Das gab auch den Braunkohle-Gegnern in der Lausitz neuen Auftrieb. Im Rheinland sei das Abbaugebiet trotz bestehenden Braunkohleplanverfahrens reduziert worden, erklärte dort die Umweltorganisation Grüne Liga. Nun sei es „höchste Zeit für ein Umdenken“ auch in Brandenburg und Sachsen.

Trotz Zwangsumsiedlungen und tiefen Eingriffen in Natur und Landschaft - Braunkohle gibt Zehntausenden Menschen gut bezahlte Jobs. Nach Angaben des Bundesverbandes Braunkohle hängen in Deutschland 86 000 Arbeitsplätze vom Braunkohlenbergbau und der -stromerzeugung ab.
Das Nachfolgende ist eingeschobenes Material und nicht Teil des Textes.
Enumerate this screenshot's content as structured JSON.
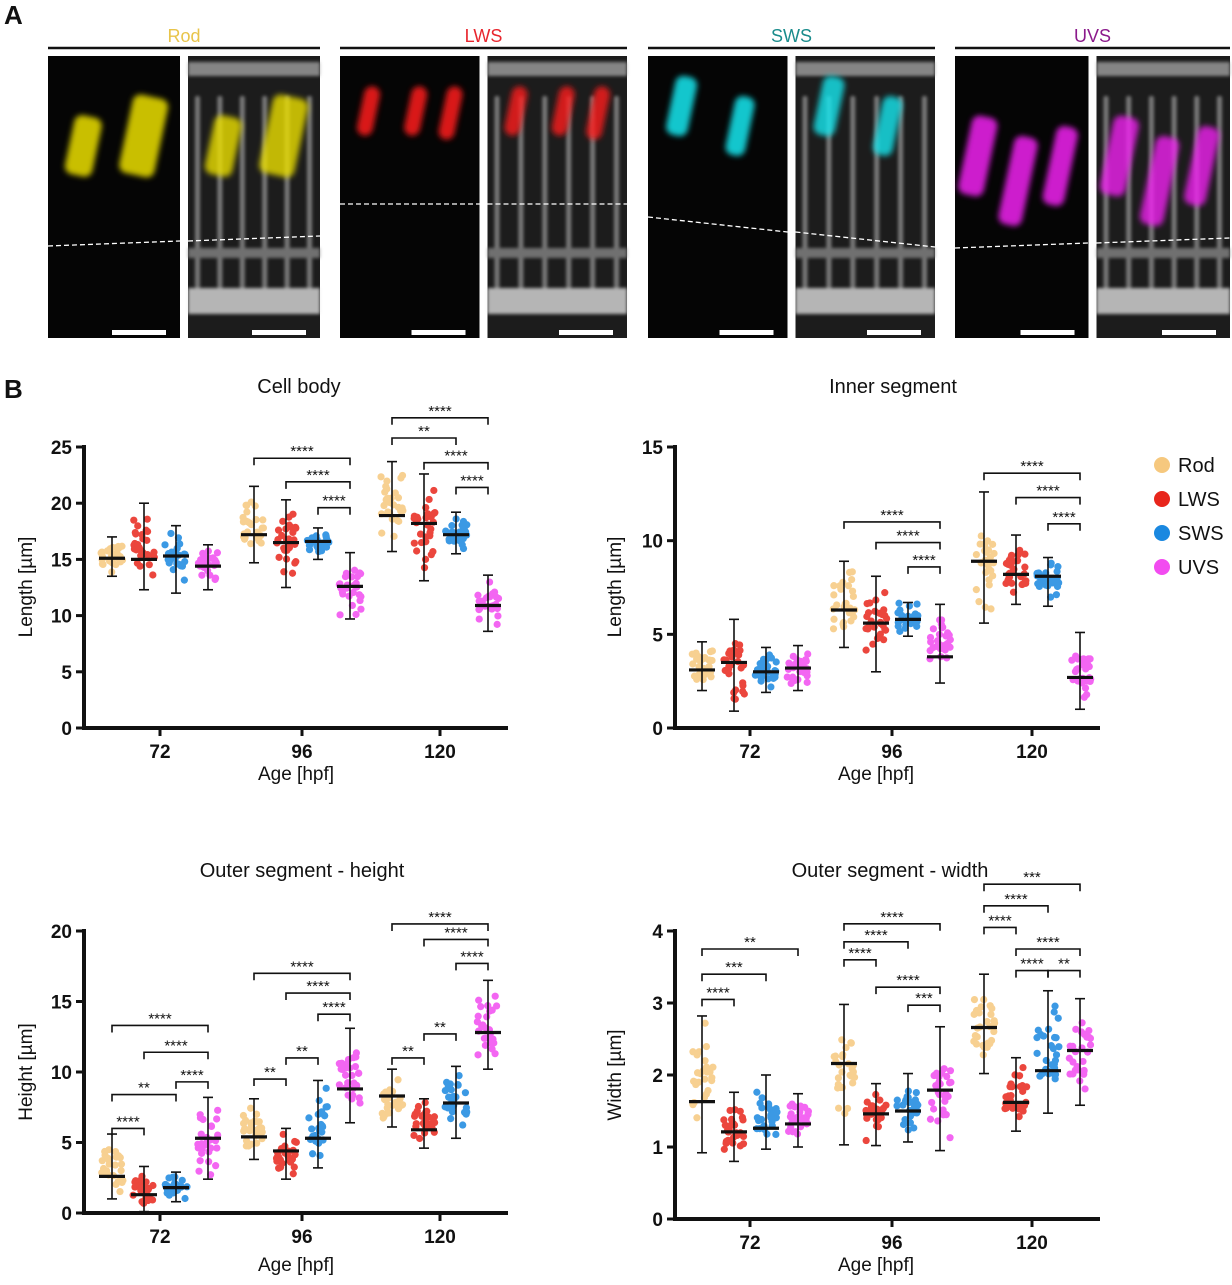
{
  "panel_a": {
    "letter": "A",
    "groups": [
      {
        "label": "Rod",
        "color": "#e8c44a",
        "channel": "#ece000"
      },
      {
        "label": "LWS",
        "color": "#e8262e",
        "channel": "#ff1a1a"
      },
      {
        "label": "SWS",
        "color": "#1a8c8c",
        "channel": "#18e8f0"
      },
      {
        "label": "UVS",
        "color": "#8b1a8b",
        "channel": "#f020f0"
      }
    ]
  },
  "panel_b": {
    "letter": "B"
  },
  "legend": {
    "items": [
      {
        "label": "Rod",
        "color": "#f6c87e"
      },
      {
        "label": "LWS",
        "color": "#e8261c"
      },
      {
        "label": "SWS",
        "color": "#1a88e0"
      },
      {
        "label": "UVS",
        "color": "#f24cf0"
      }
    ],
    "placement": "right"
  },
  "chart_data": [
    {
      "type": "scatter",
      "title": "Cell body",
      "xlabel": "Age [hpf]",
      "ylabel": "Length [µm]",
      "categories": [
        "72",
        "96",
        "120"
      ],
      "ylim": [
        0,
        25
      ],
      "yticks": [
        "0",
        "5",
        "10",
        "15",
        "20",
        "25"
      ],
      "series": [
        {
          "name": "Rod",
          "mean": [
            15.1,
            17.2,
            18.9
          ],
          "low": [
            13.5,
            14.7,
            15.7
          ],
          "high": [
            17.0,
            21.5,
            23.7
          ]
        },
        {
          "name": "LWS",
          "mean": [
            15.0,
            16.5,
            18.2
          ],
          "low": [
            12.3,
            12.5,
            13.1
          ],
          "high": [
            20.0,
            20.3,
            22.6
          ]
        },
        {
          "name": "SWS",
          "mean": [
            15.3,
            16.6,
            17.2
          ],
          "low": [
            12.0,
            15.0,
            15.5
          ],
          "high": [
            18.0,
            17.8,
            19.2
          ]
        },
        {
          "name": "UVS",
          "mean": [
            14.4,
            12.6,
            10.9
          ],
          "low": [
            12.3,
            9.7,
            8.6
          ],
          "high": [
            16.3,
            15.6,
            13.6
          ]
        }
      ],
      "comparisons": [
        {
          "group": 1,
          "a": 0,
          "b": 3,
          "label": "****",
          "y": 24.0
        },
        {
          "group": 1,
          "a": 1,
          "b": 3,
          "label": "****",
          "y": 21.9
        },
        {
          "group": 1,
          "a": 2,
          "b": 3,
          "label": "****",
          "y": 19.6
        },
        {
          "group": 2,
          "a": 0,
          "b": 3,
          "label": "****",
          "y": 27.6
        },
        {
          "group": 2,
          "a": 0,
          "b": 2,
          "label": "**",
          "y": 25.8
        },
        {
          "group": 2,
          "a": 1,
          "b": 3,
          "label": "****",
          "y": 23.6
        },
        {
          "group": 2,
          "a": 2,
          "b": 3,
          "label": "****",
          "y": 21.4
        }
      ]
    },
    {
      "type": "scatter",
      "title": "Inner segment",
      "xlabel": "Age [hpf]",
      "ylabel": "Length [µm]",
      "categories": [
        "72",
        "96",
        "120"
      ],
      "ylim": [
        0,
        15
      ],
      "yticks": [
        "0",
        "5",
        "10",
        "15"
      ],
      "series": [
        {
          "name": "Rod",
          "mean": [
            3.1,
            6.3,
            8.9
          ],
          "low": [
            2.0,
            4.3,
            5.6
          ],
          "high": [
            4.6,
            8.9,
            12.6
          ]
        },
        {
          "name": "LWS",
          "mean": [
            3.5,
            5.6,
            8.2
          ],
          "low": [
            0.9,
            3.0,
            6.6
          ],
          "high": [
            5.8,
            8.1,
            10.3
          ]
        },
        {
          "name": "SWS",
          "mean": [
            3.0,
            5.8,
            8.1
          ],
          "low": [
            1.9,
            4.9,
            6.5
          ],
          "high": [
            4.3,
            6.7,
            9.1
          ]
        },
        {
          "name": "UVS",
          "mean": [
            3.2,
            3.8,
            2.7
          ],
          "low": [
            2.0,
            2.4,
            1.0
          ],
          "high": [
            4.4,
            6.6,
            5.1
          ]
        }
      ],
      "comparisons": [
        {
          "group": 1,
          "a": 0,
          "b": 3,
          "label": "****",
          "y": 11.0
        },
        {
          "group": 1,
          "a": 1,
          "b": 3,
          "label": "****",
          "y": 9.9
        },
        {
          "group": 1,
          "a": 2,
          "b": 3,
          "label": "****",
          "y": 8.6
        },
        {
          "group": 2,
          "a": 0,
          "b": 3,
          "label": "****",
          "y": 13.6
        },
        {
          "group": 2,
          "a": 1,
          "b": 3,
          "label": "****",
          "y": 12.3
        },
        {
          "group": 2,
          "a": 2,
          "b": 3,
          "label": "****",
          "y": 10.9
        }
      ]
    },
    {
      "type": "scatter",
      "title": "Outer segment  - height",
      "xlabel": "Age [hpf]",
      "ylabel": "Height [µm]",
      "categories": [
        "72",
        "96",
        "120"
      ],
      "ylim": [
        0,
        20
      ],
      "yticks": [
        "0",
        "5",
        "10",
        "15",
        "20"
      ],
      "series": [
        {
          "name": "Rod",
          "mean": [
            2.6,
            5.4,
            8.3
          ],
          "low": [
            1.0,
            3.8,
            6.1
          ],
          "high": [
            5.6,
            8.1,
            10.2
          ]
        },
        {
          "name": "LWS",
          "mean": [
            1.3,
            4.4,
            5.9
          ],
          "low": [
            0.1,
            2.4,
            4.6
          ],
          "high": [
            3.3,
            6.0,
            8.1
          ]
        },
        {
          "name": "SWS",
          "mean": [
            1.8,
            5.3,
            7.8
          ],
          "low": [
            0.8,
            3.2,
            5.3
          ],
          "high": [
            2.9,
            9.4,
            10.4
          ]
        },
        {
          "name": "UVS",
          "mean": [
            5.3,
            8.8,
            12.8
          ],
          "low": [
            2.4,
            6.4,
            10.2
          ],
          "high": [
            8.2,
            13.1,
            16.5
          ]
        }
      ],
      "comparisons": [
        {
          "group": 0,
          "a": 0,
          "b": 3,
          "label": "****",
          "y": 13.3
        },
        {
          "group": 0,
          "a": 1,
          "b": 3,
          "label": "****",
          "y": 11.4
        },
        {
          "group": 0,
          "a": 0,
          "b": 2,
          "label": "**",
          "y": 8.4
        },
        {
          "group": 0,
          "a": 2,
          "b": 3,
          "label": "****",
          "y": 9.3
        },
        {
          "group": 0,
          "a": 0,
          "b": 1,
          "label": "****",
          "y": 6.0
        },
        {
          "group": 1,
          "a": 0,
          "b": 3,
          "label": "****",
          "y": 17.0
        },
        {
          "group": 1,
          "a": 1,
          "b": 3,
          "label": "****",
          "y": 15.6
        },
        {
          "group": 1,
          "a": 2,
          "b": 3,
          "label": "****",
          "y": 14.1
        },
        {
          "group": 1,
          "a": 1,
          "b": 2,
          "label": "**",
          "y": 11.0
        },
        {
          "group": 1,
          "a": 0,
          "b": 1,
          "label": "**",
          "y": 9.5
        },
        {
          "group": 2,
          "a": 0,
          "b": 3,
          "label": "****",
          "y": 20.5
        },
        {
          "group": 2,
          "a": 1,
          "b": 3,
          "label": "****",
          "y": 19.4
        },
        {
          "group": 2,
          "a": 2,
          "b": 3,
          "label": "****",
          "y": 17.7
        },
        {
          "group": 2,
          "a": 1,
          "b": 2,
          "label": "**",
          "y": 12.7
        },
        {
          "group": 2,
          "a": 0,
          "b": 1,
          "label": "**",
          "y": 11.0
        }
      ]
    },
    {
      "type": "scatter",
      "title": "Outer segment - width",
      "xlabel": "Age [hpf]",
      "ylabel": "Width [µm]",
      "categories": [
        "72",
        "96",
        "120"
      ],
      "ylim": [
        0,
        4
      ],
      "yticks": [
        "0",
        "1",
        "2",
        "3",
        "4"
      ],
      "series": [
        {
          "name": "Rod",
          "mean": [
            1.63,
            2.16,
            2.66
          ],
          "low": [
            0.92,
            1.03,
            2.02
          ],
          "high": [
            2.82,
            2.98,
            3.4
          ]
        },
        {
          "name": "LWS",
          "mean": [
            1.21,
            1.46,
            1.62
          ],
          "low": [
            0.8,
            1.02,
            1.22
          ],
          "high": [
            1.76,
            1.88,
            2.24
          ]
        },
        {
          "name": "SWS",
          "mean": [
            1.26,
            1.5,
            2.06
          ],
          "low": [
            0.97,
            1.07,
            1.47
          ],
          "high": [
            2.0,
            2.02,
            3.17
          ]
        },
        {
          "name": "UVS",
          "mean": [
            1.32,
            1.79,
            2.34
          ],
          "low": [
            1.0,
            0.95,
            1.58
          ],
          "high": [
            1.74,
            2.67,
            3.06
          ]
        }
      ],
      "comparisons": [
        {
          "group": 0,
          "a": 0,
          "b": 3,
          "label": "**",
          "y": 3.75
        },
        {
          "group": 0,
          "a": 0,
          "b": 2,
          "label": "***",
          "y": 3.4
        },
        {
          "group": 0,
          "a": 0,
          "b": 1,
          "label": "****",
          "y": 3.05
        },
        {
          "group": 1,
          "a": 0,
          "b": 3,
          "label": "****",
          "y": 4.1
        },
        {
          "group": 1,
          "a": 0,
          "b": 2,
          "label": "****",
          "y": 3.85
        },
        {
          "group": 1,
          "a": 0,
          "b": 1,
          "label": "****",
          "y": 3.6
        },
        {
          "group": 1,
          "a": 1,
          "b": 3,
          "label": "****",
          "y": 3.22
        },
        {
          "group": 1,
          "a": 2,
          "b": 3,
          "label": "***",
          "y": 2.97
        },
        {
          "group": 2,
          "a": 0,
          "b": 3,
          "label": "***",
          "y": 4.65
        },
        {
          "group": 2,
          "a": 0,
          "b": 2,
          "label": "****",
          "y": 4.35
        },
        {
          "group": 2,
          "a": 0,
          "b": 1,
          "label": "****",
          "y": 4.05
        },
        {
          "group": 2,
          "a": 1,
          "b": 3,
          "label": "****",
          "y": 3.75
        },
        {
          "group": 2,
          "a": 1,
          "b": 2,
          "label": "****",
          "y": 3.45
        },
        {
          "group": 2,
          "a": 2,
          "b": 3,
          "label": "**",
          "y": 3.45
        }
      ]
    }
  ]
}
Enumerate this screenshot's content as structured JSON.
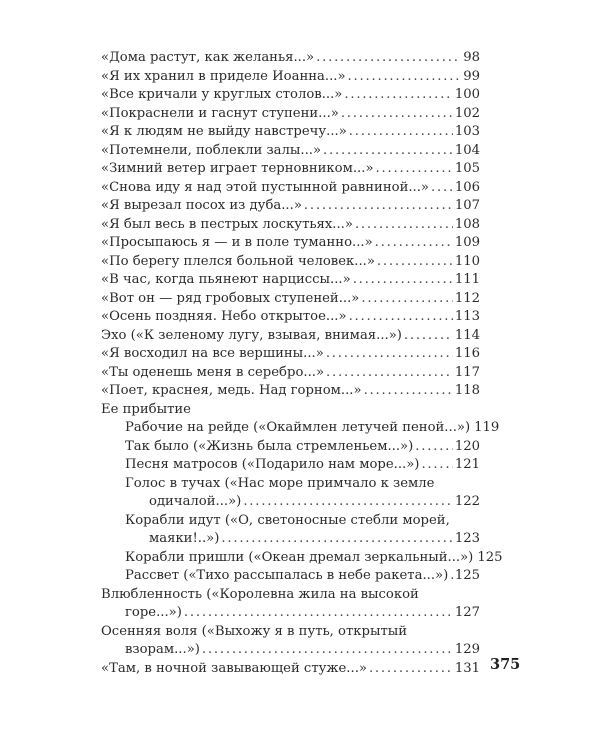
{
  "page_number": "375",
  "entries": [
    {
      "level": 1,
      "title": "«Дома растут, как желанья...»",
      "page": "98"
    },
    {
      "level": 1,
      "title": "«Я их хранил в приделе Иоанна...»",
      "page": "99"
    },
    {
      "level": 1,
      "title": "«Все кричали у круглых столов...»",
      "page": "100"
    },
    {
      "level": 1,
      "title": "«Покраснели и гаснут ступени...»",
      "page": "102"
    },
    {
      "level": 1,
      "title": "«Я к людям не выйду навстречу...»",
      "page": "103"
    },
    {
      "level": 1,
      "title": "«Потемнели, поблекли залы...»",
      "page": "104"
    },
    {
      "level": 1,
      "title": "«Зимний ветер играет терновником...»",
      "page": "105"
    },
    {
      "level": 1,
      "title": "«Снова иду я над этой пустынной равниной...»",
      "page": "106"
    },
    {
      "level": 1,
      "title": "«Я вырезал посох из дуба...»",
      "page": "107"
    },
    {
      "level": 1,
      "title": "«Я был весь в пестрых лоскутьях...»",
      "page": "108"
    },
    {
      "level": 1,
      "title": "«Просыпаюсь я — и в поле туманно...»",
      "page": "109"
    },
    {
      "level": 1,
      "title": "«По берегу плелся больной человек...»",
      "page": "110"
    },
    {
      "level": 1,
      "title": "«В час, когда пьянеют нарциссы...»",
      "page": "111"
    },
    {
      "level": 1,
      "title": "«Вот он — ряд гробовых ступеней...»",
      "page": "112"
    },
    {
      "level": 1,
      "title": "«Осень поздняя. Небо открытое...»",
      "page": "113"
    },
    {
      "level": 1,
      "title": "Эхо («К зеленому лугу, взывая, внимая...»)",
      "page": "114"
    },
    {
      "level": 1,
      "title": "«Я восходил на все вершины...»",
      "page": "116"
    },
    {
      "level": 1,
      "title": "«Ты оденешь меня в серебро...»",
      "page": "117"
    },
    {
      "level": 1,
      "title": "«Поет, краснея, медь. Над горном...»",
      "page": "118"
    },
    {
      "level": 1,
      "title": "Ее прибытие",
      "page": ""
    },
    {
      "level": 2,
      "title": "Рабочие на рейде («Окаймлен летучей пеной...»)",
      "page": "119"
    },
    {
      "level": 2,
      "title": "Так было («Жизнь была стремленьем...»)",
      "page": "120"
    },
    {
      "level": 2,
      "title": "Песня матросов («Подарило нам море...»)",
      "page": "121"
    },
    {
      "level": 2,
      "title": "Голос в тучах («Нас море примчало к земле",
      "continuation": "одичалой...»)",
      "page": "122"
    },
    {
      "level": 2,
      "title": "Корабли идут («О, светоносные стебли морей,",
      "continuation": "маяки!..»)",
      "page": "123"
    },
    {
      "level": 2,
      "title": "Корабли пришли («Океан дремал зеркальный...»)",
      "page": "125"
    },
    {
      "level": 2,
      "title": "Рассвет («Тихо рассыпалась в небе ракета...»)",
      "page": "125"
    },
    {
      "level": 1,
      "title": "Влюбленность («Королевна жила на высокой",
      "continuation": "горе...»)",
      "page": "127"
    },
    {
      "level": 1,
      "title": "Осенняя воля («Выхожу я в путь, открытый",
      "continuation": "взорам...»)",
      "page": "129"
    },
    {
      "level": 1,
      "title": "«Там, в ночной завывающей стуже...»",
      "page": "131"
    }
  ]
}
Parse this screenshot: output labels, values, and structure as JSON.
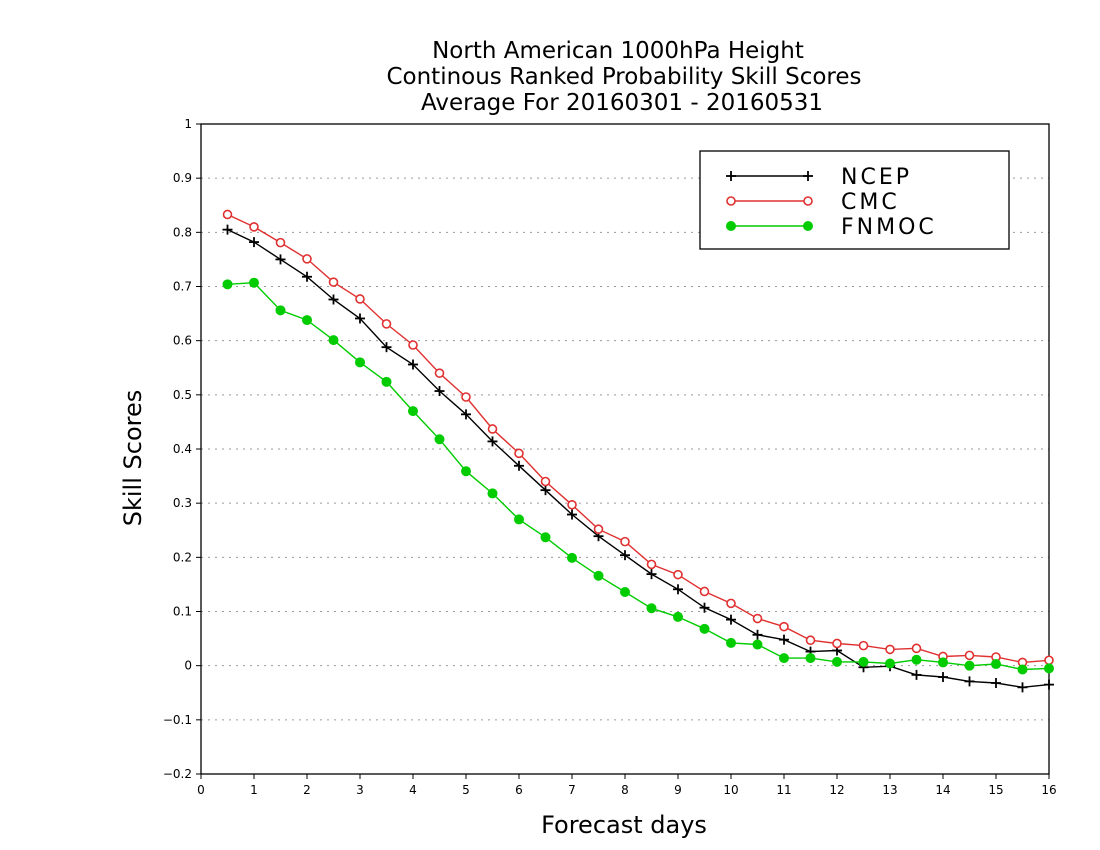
{
  "chart_data": {
    "type": "line",
    "title": [
      "North American 1000hPa Height",
      "Continous Ranked Probability Skill Scores",
      "Average For 20160301 - 20160531"
    ],
    "xlabel": "Forecast days",
    "ylabel": "Skill Scores",
    "xlim": [
      0,
      16
    ],
    "ylim": [
      -0.2,
      1
    ],
    "xticks": [
      "0",
      "1",
      "2",
      "3",
      "4",
      "5",
      "6",
      "7",
      "8",
      "9",
      "10",
      "11",
      "12",
      "13",
      "14",
      "15",
      "16"
    ],
    "yticks": [
      "−0.2",
      "−0.1",
      "0",
      "0.1",
      "0.2",
      "0.3",
      "0.4",
      "0.5",
      "0.6",
      "0.7",
      "0.8",
      "0.9",
      "1"
    ],
    "grid": true,
    "legend": "top-right",
    "x": [
      0.5,
      1,
      1.5,
      2,
      2.5,
      3,
      3.5,
      4,
      4.5,
      5,
      5.5,
      6,
      6.5,
      7,
      7.5,
      8,
      8.5,
      9,
      9.5,
      10,
      10.5,
      11,
      11.5,
      12,
      12.5,
      13,
      13.5,
      14,
      14.5,
      15,
      15.5,
      16
    ],
    "series": [
      {
        "name": "NCEP",
        "color": "#000000",
        "marker": "plus",
        "values": [
          0.805,
          0.782,
          0.75,
          0.718,
          0.676,
          0.641,
          0.588,
          0.556,
          0.507,
          0.464,
          0.414,
          0.369,
          0.324,
          0.279,
          0.239,
          0.204,
          0.169,
          0.141,
          0.107,
          0.085,
          0.057,
          0.048,
          0.026,
          0.028,
          -0.003,
          -0.001,
          -0.017,
          -0.021,
          -0.029,
          -0.032,
          -0.04,
          -0.035
        ]
      },
      {
        "name": "CMC",
        "color": "#e03030",
        "marker": "open-circle",
        "values": [
          0.833,
          0.81,
          0.781,
          0.751,
          0.708,
          0.677,
          0.631,
          0.592,
          0.54,
          0.496,
          0.437,
          0.392,
          0.34,
          0.297,
          0.252,
          0.229,
          0.187,
          0.168,
          0.137,
          0.115,
          0.087,
          0.072,
          0.047,
          0.041,
          0.037,
          0.03,
          0.032,
          0.017,
          0.019,
          0.016,
          0.006,
          0.01
        ]
      },
      {
        "name": "FNMOC",
        "color": "#00cc00",
        "marker": "filled-circle",
        "values": [
          0.704,
          0.707,
          0.656,
          0.638,
          0.601,
          0.56,
          0.524,
          0.47,
          0.418,
          0.359,
          0.318,
          0.27,
          0.237,
          0.199,
          0.166,
          0.136,
          0.106,
          0.09,
          0.068,
          0.042,
          0.039,
          0.014,
          0.014,
          0.007,
          0.007,
          0.004,
          0.011,
          0.006,
          0.0,
          0.003,
          -0.007,
          -0.005
        ]
      }
    ]
  }
}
Direkt in der Braunkohleindustrie und den Kraftwerken waren es Ende 2013 rund 22 100 Mitarbeiter. Fast die Hälfte entfiel auf die neuen Bundesländer. In Sachsen wie in NRW bekennen sich die Landesregierungen trotz aller Umweltbedenken zu dem Energieträger. Ein schneller Braunkohleausstieg nach dem Vorbild der Atomwende 2011 nach Fukushima ist - trotz des ersten Abrückens der Politik in NRW - deshalb unwahrscheinlich.